In 1915 he moved to Victoria University College in Wellington, New Zealand, to replace Thomas Laby as Professor of Physics; Rutherford recommended his appointment there.

==Career==
Marsden served in France during World War I as a Royal Engineer in a special sound-ranging section and was awarded the Military Cross in the 1919 King's Birthday Honours.

In 1922 Marsden turned from his research and position as Professor of Physics to bureaucracy. He was appointed Assistant Director of Education before accepting the position of Secretary of New Zealand's new Department of Scientific and Industrial Research (DSIR) in 1926. The new Department's focus was on assisting primary industries, and Marsden worked to organise research particularly in the area of agriculture.

Marsden initiated a number of projects that kept New Zealand in touch with international developments in the field of radiation and nuclear sciences. In 1939 he pioneered the non-medical use of radioisotopes in New Zealand, and conducted a series of experiments to determine the role of cobalt in animal metabolism.

With the outbreak of World War II Marsden was given the title of Director of Scientific Developments, and was charged with mobilizing New Zealand's scientific manpower. During the War he worked on radar research, setting up a team to develop the radar equipment for use in the Pacific. Marsden also used his scientific connections to form a team of young New Zealand scientists who would participate in the American Manhattan Project developing the nuclear bomb, and initiated the search for uranium, the raw material needed for nuclear projects, in New Zealand.
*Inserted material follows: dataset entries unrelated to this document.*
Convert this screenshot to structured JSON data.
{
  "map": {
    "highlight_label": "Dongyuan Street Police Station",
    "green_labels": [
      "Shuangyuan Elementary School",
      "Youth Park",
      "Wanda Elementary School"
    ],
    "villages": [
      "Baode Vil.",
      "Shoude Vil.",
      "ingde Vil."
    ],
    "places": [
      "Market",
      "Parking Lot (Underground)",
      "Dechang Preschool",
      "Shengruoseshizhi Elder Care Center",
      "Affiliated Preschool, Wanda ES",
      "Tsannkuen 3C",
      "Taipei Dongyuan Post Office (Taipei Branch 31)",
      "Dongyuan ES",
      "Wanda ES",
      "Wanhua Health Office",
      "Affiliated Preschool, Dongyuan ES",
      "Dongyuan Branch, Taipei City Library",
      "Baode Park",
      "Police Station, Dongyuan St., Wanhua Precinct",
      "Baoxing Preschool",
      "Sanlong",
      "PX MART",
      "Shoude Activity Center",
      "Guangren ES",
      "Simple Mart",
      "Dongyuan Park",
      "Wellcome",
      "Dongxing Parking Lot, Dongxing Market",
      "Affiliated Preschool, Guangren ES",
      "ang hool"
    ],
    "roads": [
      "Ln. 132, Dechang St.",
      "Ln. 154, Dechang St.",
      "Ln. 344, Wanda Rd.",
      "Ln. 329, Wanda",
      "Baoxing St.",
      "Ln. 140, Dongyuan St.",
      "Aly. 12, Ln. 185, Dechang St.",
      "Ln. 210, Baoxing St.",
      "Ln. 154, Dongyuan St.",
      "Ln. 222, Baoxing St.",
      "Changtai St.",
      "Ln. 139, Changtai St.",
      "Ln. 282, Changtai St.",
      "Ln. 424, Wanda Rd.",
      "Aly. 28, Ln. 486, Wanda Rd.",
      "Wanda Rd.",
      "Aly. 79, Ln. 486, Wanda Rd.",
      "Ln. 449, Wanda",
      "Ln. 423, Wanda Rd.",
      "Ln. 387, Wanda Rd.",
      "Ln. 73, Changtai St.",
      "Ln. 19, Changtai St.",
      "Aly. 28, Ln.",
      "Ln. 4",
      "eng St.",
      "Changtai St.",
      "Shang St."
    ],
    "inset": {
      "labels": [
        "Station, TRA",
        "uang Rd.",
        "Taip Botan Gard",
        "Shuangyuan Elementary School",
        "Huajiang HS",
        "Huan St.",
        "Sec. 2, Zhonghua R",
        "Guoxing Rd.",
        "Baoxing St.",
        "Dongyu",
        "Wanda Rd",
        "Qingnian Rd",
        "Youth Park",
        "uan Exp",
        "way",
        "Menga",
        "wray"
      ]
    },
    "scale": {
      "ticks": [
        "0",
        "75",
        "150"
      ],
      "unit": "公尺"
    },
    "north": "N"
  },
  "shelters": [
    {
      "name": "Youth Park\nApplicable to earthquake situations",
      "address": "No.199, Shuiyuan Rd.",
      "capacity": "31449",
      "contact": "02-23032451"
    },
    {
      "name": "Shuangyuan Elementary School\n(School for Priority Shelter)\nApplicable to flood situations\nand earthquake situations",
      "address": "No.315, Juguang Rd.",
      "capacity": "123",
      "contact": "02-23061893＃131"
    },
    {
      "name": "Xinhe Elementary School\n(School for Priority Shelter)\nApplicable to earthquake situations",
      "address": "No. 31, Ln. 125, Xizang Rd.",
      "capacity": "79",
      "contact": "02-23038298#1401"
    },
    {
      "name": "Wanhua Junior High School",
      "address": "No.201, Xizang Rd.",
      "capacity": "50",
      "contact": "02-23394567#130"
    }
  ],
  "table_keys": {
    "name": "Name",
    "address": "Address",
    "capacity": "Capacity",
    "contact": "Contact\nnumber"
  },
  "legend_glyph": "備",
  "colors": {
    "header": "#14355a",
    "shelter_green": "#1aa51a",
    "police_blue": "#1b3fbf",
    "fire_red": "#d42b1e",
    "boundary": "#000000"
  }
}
Marsden had a post-war vision of a nuclear New Zealand, with scientists working on research using local nuclear reactors, and developing connections with the British nuclear energy and weapons program. While this vision was not fully realised, in 1946 he established a team of scientists to carry out research into atomic energy and the application of nuclear science to problems in agriculture, health, and industry. Ties between Marsden and the scientific community in Britain remained strong, and in 1947 he became the DSIR's scientific liaison officer in London.

Marsden retired in 1954 and returned to Wellington, where he continued to work and travel extensively, serving on a number of committees and conducting research into environmental radioactivity. As his studies turned to the impact of fallout from radioactive bombs, Marsden came to oppose testing and the development of nuclear weapons. While Marsden had a significant role in establishing and encouraging nuclear science in New Zealand, this role of speaking out against nuclear weapons development and testing - which he only did after the British nuclear testing program was complete - is less known.

In 1966, the same year France began testing nuclear bombs in the Pacific, Marsden suffered a stroke after which he used a wheelchair. He later died at his home in Lowry Bay, Lower Hutt on the shores of Wellington Harbour in 1970.

==Family life==
Marsden married Margaret Sutcliffe, a school teacher, in 1913. They had two children together, a son and a daughter. After Marsden's final retirement to New Zealand, Maggie (who had been suffering from heart disease) died on 7 November 1956. Two years later, on 26 June 1958, Marsden married Joyce Winifred Chote, who was 30 years his junior. She assisted him in his remaining years, joining him on his travels and supporting him during his research.

==Honours and awards==
Marsden's career recognitions included fellowship in the Royal Society of London in 1946, president of the Royal Society of New Zealand in 1947 and the Rutherford Memorial Lecture in 1948. In 1961 he chaired the Rutherford Jubilee Conference in Manchester, which celebrated 50 years since Rutherford's discovery of the atomic nucleus.

In 1935, he was awarded the King George V Silver Jubilee Medal and appointed a Commander of the Order of the British Empire in the Silver Jubilee and King's Birthday Honours. He was appointed a Companion of the Order of St Michael and St George in the 1946 New Year Honours. In 1953, Marsden was awarded the Queen Elizabeth II Coronation Medal, and he was made a Knight Bachelor in the 1958 New Year Honours, for services to science.

==Honorific eponyms==
The Marsden Fund for basic research in New Zealand was set up in 1994.

Massey University has named a major lecture theatre after him.